La Convention Citoyenne pour le Climat, kesako ?

Des numéros de téléphones (fixes ou portables) générés par l’algorithme d’un institut de sondage indépendant, plus de 250 000 appels passés, sms envoyés, des numéros non attribués, des refus, mais aussi des réponses positives, motivées par diverses raisons.

"Etes-vous intéressé par l’écologie ?”. En recevant le SMS, Arlette a d’abord cru à une “blague”. Daniel a pensé “que c’était encore une pub”. Les deux étaient loin d’imaginer qu’ils avaient été désignés pour participer à une expérience, il est vrai inédite en France : la convention citoyenne pour le climat.

La convention citoyenne pour le climat, vue de l’intérieur, L’indépendant, 21.02.2020

Mais du coup, comment fonctionne cet algorithme ? Qui le gère ? Qui sont ces citoyen.nes à priori représentati.f.ve.s de la population française ?

Plutôt que de vous citer des chiffres et faire des phrases à rallonge, Mathilde Imer, membre du comité de gouvernance de la Convention, (membre du collectif Gilets Citoyens et de Démocratie Ouverte) répond à toutes les questions que vous vous posez sur le processus de sélection des citoyen.ne.s tiré.e.s au sort dans cette vidéo.

Ce Comité de gouvernance indépendant du Gouvernement a été mis en place pour assurer l’accompagnement de la Convention afin de préserver son indépendance et le respect de sa volonté. Entre chaque session, des citoyen.ne.s tiré.e.s au sort y sont représenté.e.s.

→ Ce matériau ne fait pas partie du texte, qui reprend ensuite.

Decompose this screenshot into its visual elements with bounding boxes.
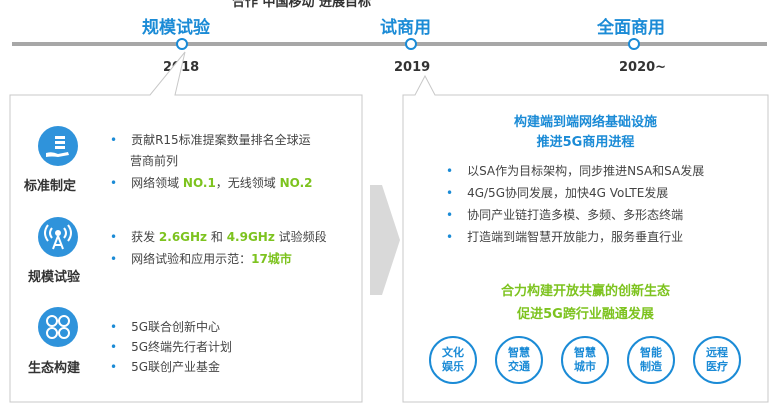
badge-smart-transport: 智慧 交通 [495,336,543,384]
right-bullet-3: • 协同产业链打造多模、多频、多形态终端 [446,208,684,222]
badge-remote-medical: 远程 医疗 [693,336,741,384]
right-subtitle-1: 合力构建开放共赢的创新生态 [500,284,670,299]
right-bullet-4: • 打造端到端智慧开放能力，服务垂直行业 [446,230,684,244]
right-subtitle-2: 促进5G跨行业融通发展 [517,307,654,322]
right-title-1: 构建端到端网络基础设施 [513,115,657,130]
right-title-2: 推进5G商用进程 [536,135,635,150]
right-bullet-1: • 以SA作为目标架构，同步推进NSA和SA发展 [446,164,705,178]
badge-smart-manufacturing: 智能 制造 [627,336,675,384]
badge-smart-city: 智慧 城市 [561,336,609,384]
right-bullet-2: • 4G/5G协同发展，加快4G VoLTE发展 [446,186,669,200]
badge-culture-entertainment: 文化 娱乐 [429,336,477,384]
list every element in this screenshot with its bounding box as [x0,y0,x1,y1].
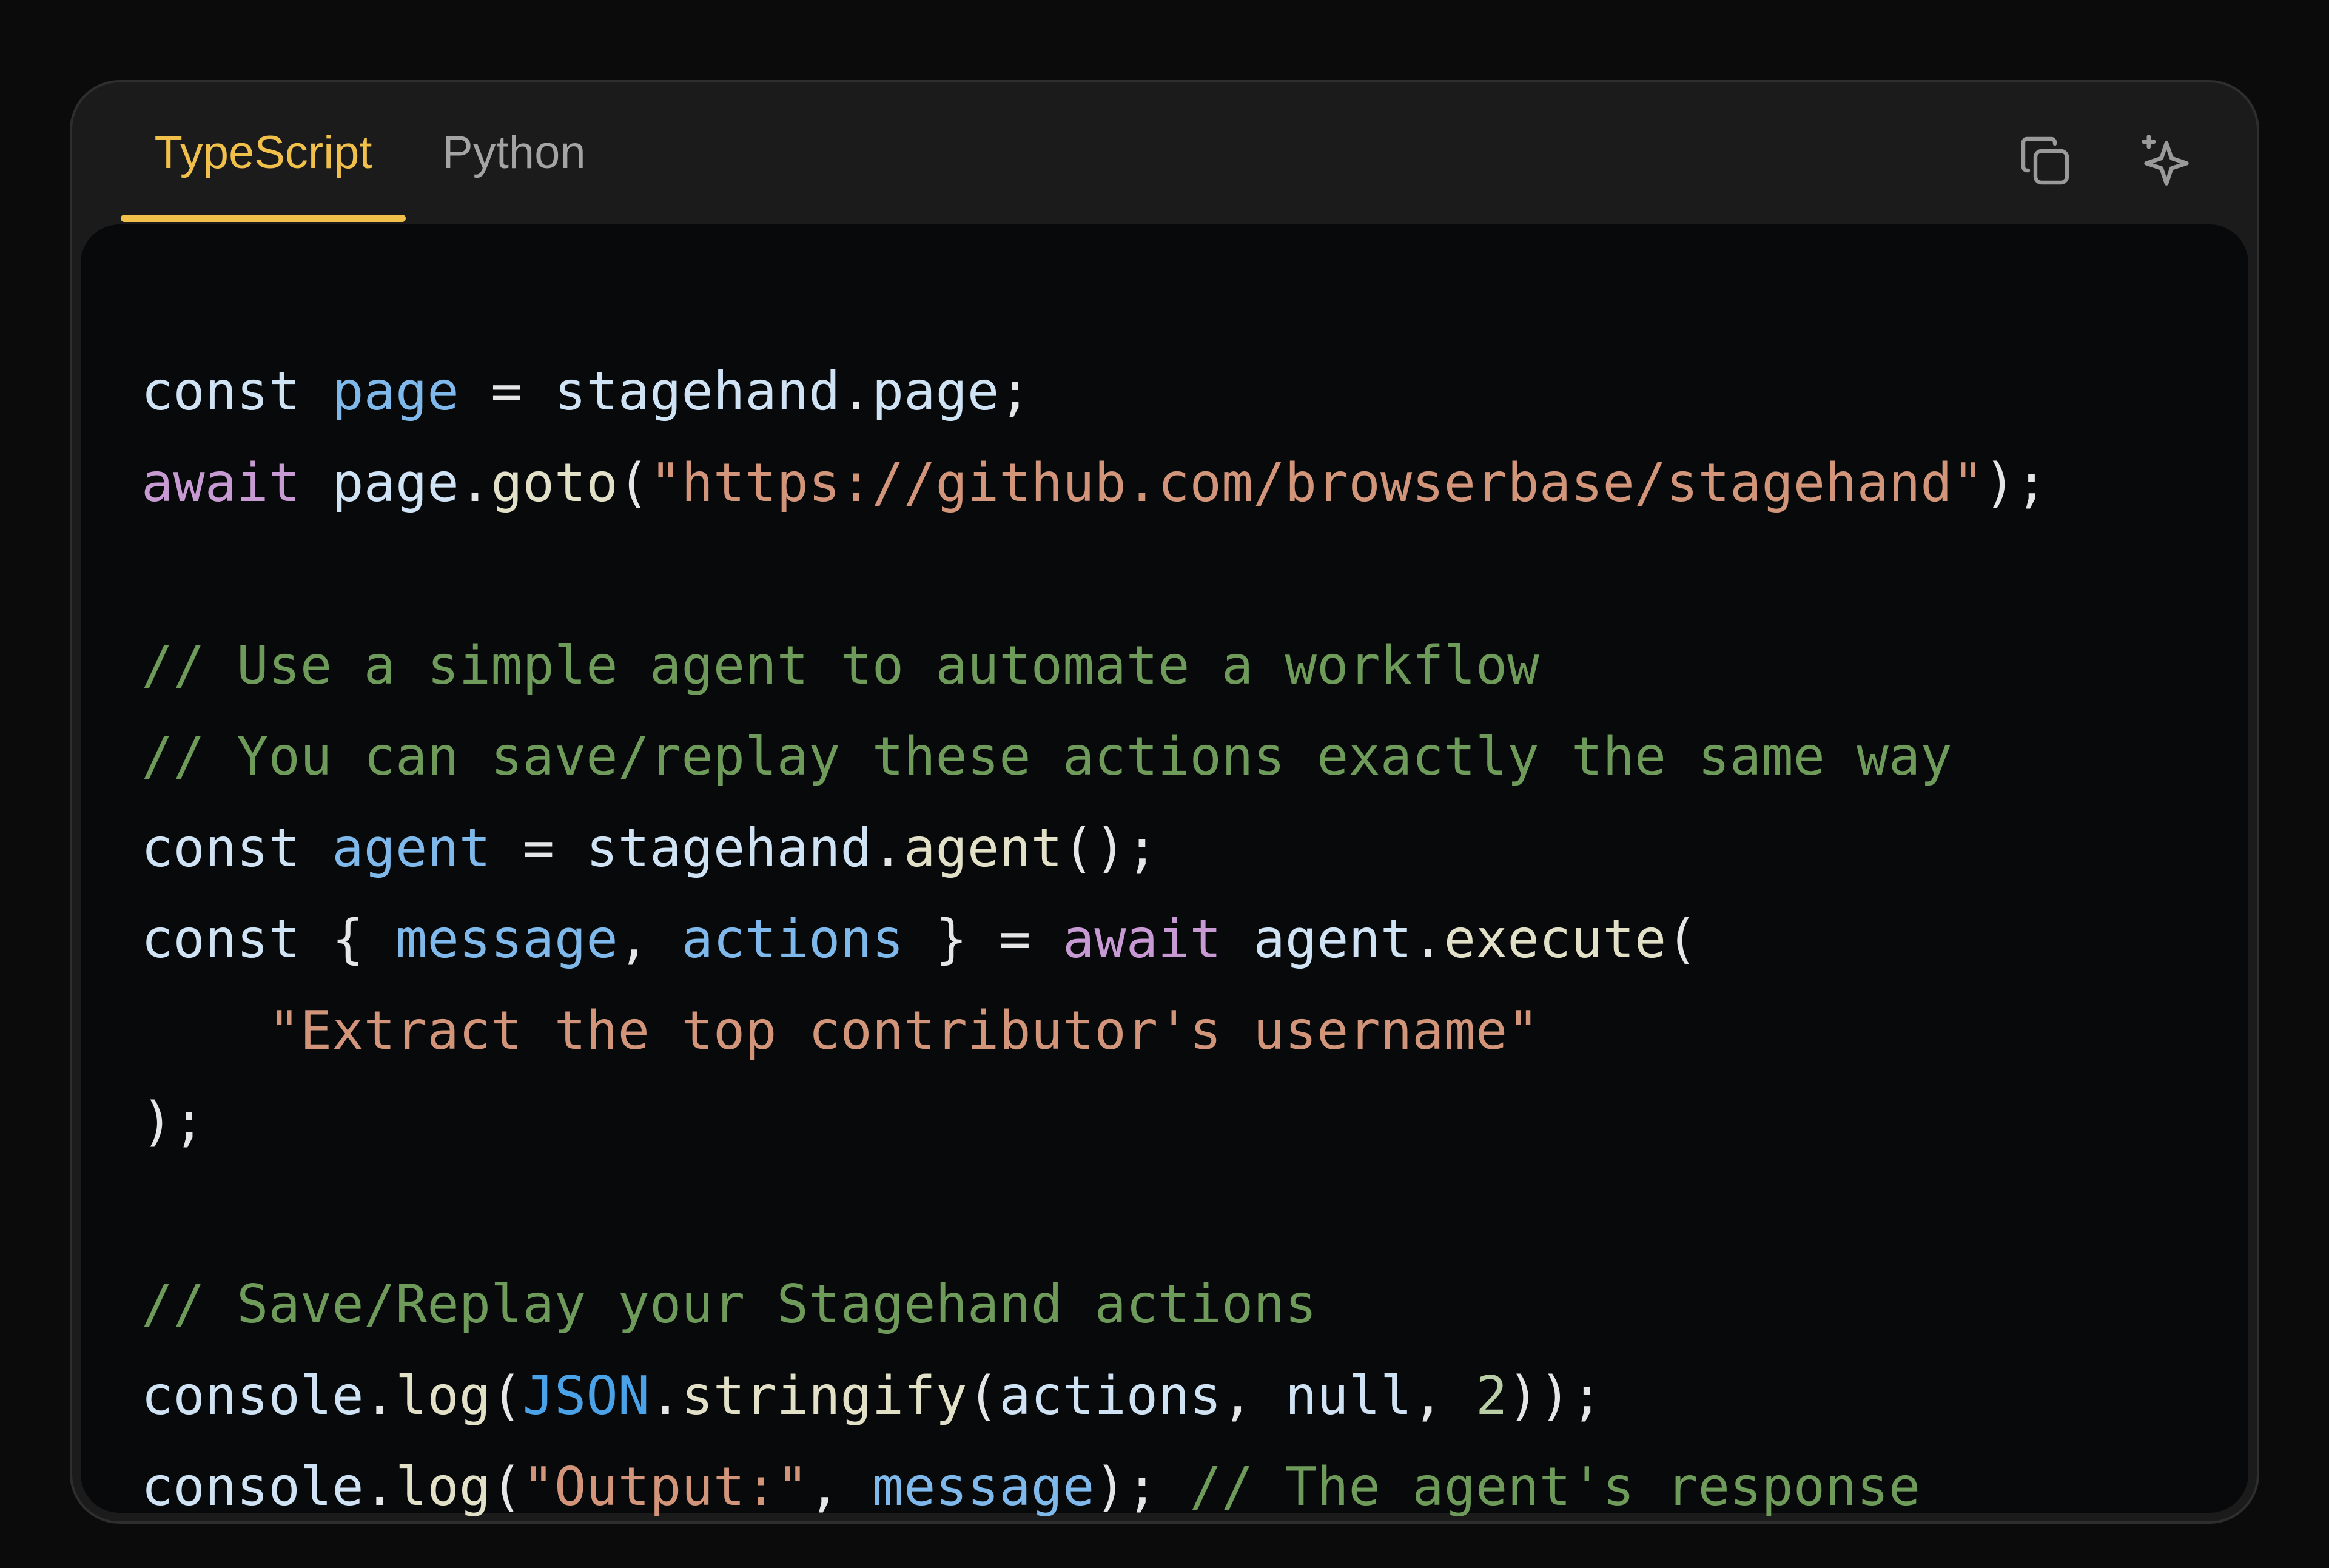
ask-ai-button[interactable] [2134,128,2199,193]
code-line: const { message, actions } = await agent… [141,908,1698,970]
sparkle-icon [2142,135,2189,186]
tab-typescript[interactable]: TypeScript [121,82,406,222]
card-actions [2012,128,2199,193]
tab-label: TypeScript [154,126,372,178]
tab-python[interactable]: Python [406,82,617,222]
code-line: const page = stagehand.page; [141,360,1031,422]
copy-icon [2021,136,2069,185]
code-content: const page = stagehand.page; await page.g… [141,346,2048,1521]
code-line: ); [141,1091,205,1152]
code-snippet-card: TypeScript Python const page = stagehand… [70,80,2259,1524]
code-comment: // Use a simple agent to automate a work… [141,634,1539,696]
language-tabs: TypeScript Python [121,82,617,222]
copy-button[interactable] [2012,128,2078,193]
tab-label: Python [442,126,586,178]
code-line: console.log(JSON.stringify(actions, null… [141,1364,1603,1427]
code-line: await page.goto("https://github.com/brow… [141,451,2048,514]
code-comment: // You can save/replay these actions exa… [141,725,1952,787]
code-line: "Extract the top contributor's username" [268,999,1539,1062]
code-line: const agent = stagehand.agent(); [141,816,1158,879]
code-block: const page = stagehand.page; await page.g… [81,224,2248,1518]
code-line: console.log("Output:", message); // The … [141,1456,1921,1518]
code-comment: // Save/Replay your Stagehand actions [141,1273,1317,1335]
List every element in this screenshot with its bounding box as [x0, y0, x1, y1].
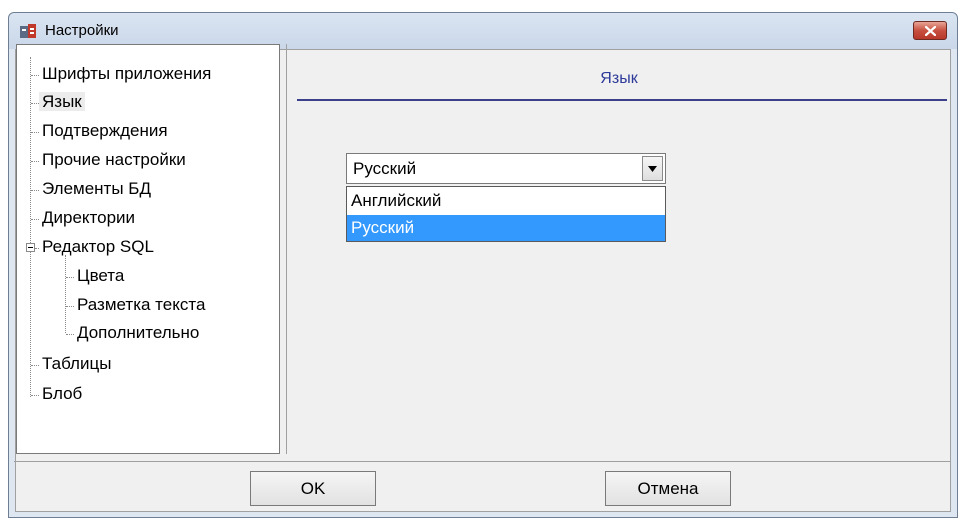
tree-item-label: Цвета: [77, 266, 125, 285]
tree-item-other-settings[interactable]: Прочие настройки: [39, 148, 189, 174]
tree-item-label: Прочие настройки: [42, 150, 186, 169]
language-option-english[interactable]: Английский: [347, 188, 665, 214]
tree-item-label: Директории: [42, 208, 136, 227]
panel-title: Язык: [600, 70, 638, 87]
close-button[interactable]: [913, 21, 947, 40]
tree-item-label: Разметка текста: [77, 295, 206, 314]
tree-item-label: Подтверждения: [42, 121, 168, 140]
tree-item-db-elements[interactable]: Элементы БД: [39, 177, 154, 203]
settings-tree[interactable]: Шрифты приложения Язык Подтверждения Про…: [16, 44, 280, 454]
tree-item-directories[interactable]: Директории: [39, 206, 138, 232]
tree-item-label: Элементы БД: [42, 179, 151, 198]
tree-item-label: Шрифты приложения: [42, 64, 212, 83]
tree-item-app-fonts[interactable]: Шрифты приложения: [39, 62, 214, 88]
close-icon: [925, 26, 936, 36]
collapse-toggle-icon[interactable]: [26, 243, 35, 252]
footer-divider: [14, 461, 950, 462]
panel-title-divider: [297, 99, 947, 101]
language-select[interactable]: Русский: [346, 153, 666, 184]
language-dropdown-list: Английский Русский: [346, 186, 666, 242]
tree-item-text-markup[interactable]: Разметка текста: [74, 293, 208, 319]
tree-item-colors[interactable]: Цвета: [74, 264, 127, 290]
tree-item-blob[interactable]: Блоб: [39, 382, 85, 408]
tree-item-label: Редактор SQL: [42, 237, 154, 256]
tree-item-sql-editor[interactable]: Редактор SQL: [39, 235, 157, 261]
tree-item-label: Блоб: [42, 384, 83, 403]
tree-item-additional[interactable]: Дополнительно: [74, 321, 202, 347]
settings-app-icon: [19, 23, 37, 41]
settings-panel: Язык: [286, 44, 950, 454]
chevron-down-icon: [648, 166, 657, 172]
language-option-russian[interactable]: Русский: [347, 215, 665, 241]
tree-item-tables[interactable]: Таблицы: [39, 352, 114, 378]
tree-item-language[interactable]: Язык: [39, 90, 85, 116]
dropdown-button[interactable]: [642, 156, 663, 181]
tree-item-confirmations[interactable]: Подтверждения: [39, 119, 171, 145]
language-select-value: Русский: [353, 159, 417, 178]
ok-button[interactable]: OK: [250, 471, 376, 506]
tree-item-label: Таблицы: [42, 354, 112, 373]
tree-item-label: Язык: [39, 92, 85, 111]
window-title: Настройки: [45, 22, 119, 39]
cancel-button[interactable]: Отмена: [605, 471, 731, 506]
tree-item-label: Дополнительно: [77, 323, 200, 342]
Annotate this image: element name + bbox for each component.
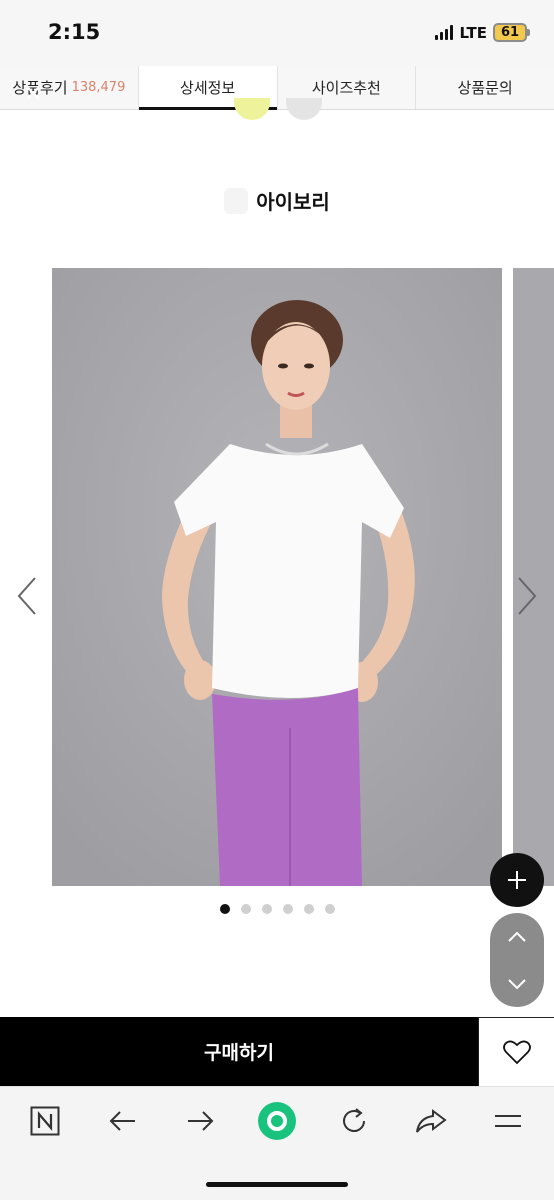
n-logo-icon: [30, 1106, 60, 1136]
scroll-up-button[interactable]: [490, 913, 544, 960]
green-home-button[interactable]: [255, 1099, 299, 1143]
color-swatch-yellow[interactable]: [234, 98, 270, 120]
back-button[interactable]: [101, 1099, 145, 1143]
pagination-dot[interactable]: [261, 904, 272, 914]
color-chip-ivory: [224, 187, 249, 214]
home-indicator: [206, 1182, 348, 1187]
pagination-dot[interactable]: [303, 904, 314, 914]
battery-level: 61: [493, 23, 527, 42]
menu-icon: [495, 1115, 521, 1127]
signal-icon: [435, 25, 454, 40]
share-button[interactable]: [409, 1099, 453, 1143]
tab-inquiry[interactable]: 상품문의: [416, 66, 554, 109]
pagination-dot[interactable]: [219, 904, 230, 914]
tab-details-label: 상세정보: [180, 79, 236, 97]
tab-reviews[interactable]: 상품후기 138,479: [0, 66, 139, 109]
purchase-bar: 구매하기: [0, 1017, 554, 1086]
share-icon: [416, 1109, 447, 1133]
buy-button[interactable]: 구매하기: [0, 1017, 478, 1086]
pagination-dot[interactable]: [324, 904, 335, 914]
tab-inquiry-label: 상품문의: [457, 79, 513, 97]
arrow-right-icon: [188, 1111, 214, 1131]
tab-size-label: 사이즈추천: [311, 79, 381, 97]
plus-icon: [508, 871, 526, 889]
network-type: LTE: [459, 23, 487, 42]
chevron-right-icon[interactable]: [512, 574, 542, 618]
status-indicators: LTE 61: [435, 23, 530, 42]
color-swatch-gray[interactable]: [286, 98, 322, 120]
status-bar: 2:15 LTE 61: [0, 0, 554, 66]
product-image[interactable]: [52, 268, 502, 886]
color-name-row: 아이보리: [0, 186, 554, 215]
forward-button[interactable]: [178, 1099, 222, 1143]
chevron-left-icon[interactable]: [12, 574, 42, 618]
green-circle-icon: [258, 1102, 296, 1140]
chevron-down-icon: [508, 978, 526, 989]
menu-button[interactable]: [486, 1099, 530, 1143]
close-icon[interactable]: ✕: [24, 84, 42, 106]
naver-home-button[interactable]: [23, 1099, 67, 1143]
model-photo: [52, 268, 502, 886]
battery-icon: 61: [493, 23, 530, 42]
scroll-buttons: [490, 913, 544, 1007]
heart-icon: [502, 1040, 531, 1065]
pagination-dot[interactable]: [282, 904, 293, 914]
scroll-down-button[interactable]: [490, 960, 544, 1007]
product-tabs: 상품후기 138,479 상세정보 사이즈추천 상품문의: [0, 66, 554, 110]
review-count: 138,479: [71, 80, 126, 95]
arrow-left-icon: [109, 1111, 135, 1131]
chevron-up-icon: [508, 931, 526, 942]
color-name: 아이보리: [256, 190, 330, 214]
reload-icon: [343, 1108, 365, 1132]
wishlist-button[interactable]: [478, 1017, 554, 1086]
pagination-dot[interactable]: [240, 904, 251, 914]
status-time: 2:15: [48, 20, 101, 44]
reload-button[interactable]: [332, 1099, 376, 1143]
plus-button[interactable]: [490, 853, 544, 907]
carousel-pagination: [0, 904, 554, 914]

Maintenant que vous y voyez un peu plus clair, penchons-nous sur la légitimité de ces citoyen.ne.s. Ils/ elles représentent ce qu’on appelle un échantillon représentatif, c’est à dire qu’il y a autant de femmes (51%) que d’hommes (49%) qu’au sein de la population française, mais aussi :

Comme le dit Mathilde dans cette vidéo :

“Il y a plein de manières légitimes, les élus aujourd’hui sont légitimes, parce qu’ils sont élus par la société française. Là, c’est une légitimité différente, qui est celle du tirage au sort et le fait de représenter le vécu des français. C’est pas là, les “meilleurs d’entre nous” qui par le processus d’élection sont choisis. C’est représenter le vécu des français dans leur globalité via le tirage au sort.”

L’enjeu de cet exercice là, c’est de tirer des personnes au sort, qui n’ont aucun intérêt (économique ou électoral), qui viennent se mettre au service de l'intérêt général pour quelques semaines ou mois, comme les personnes venant aux jury d’assises. Ils/elles sont formé.e.s, avancent sur des questions avec des expert.e.s, et confrontent leurs idées avec des personnes qui viennent de tous les horizons avant de délibérer !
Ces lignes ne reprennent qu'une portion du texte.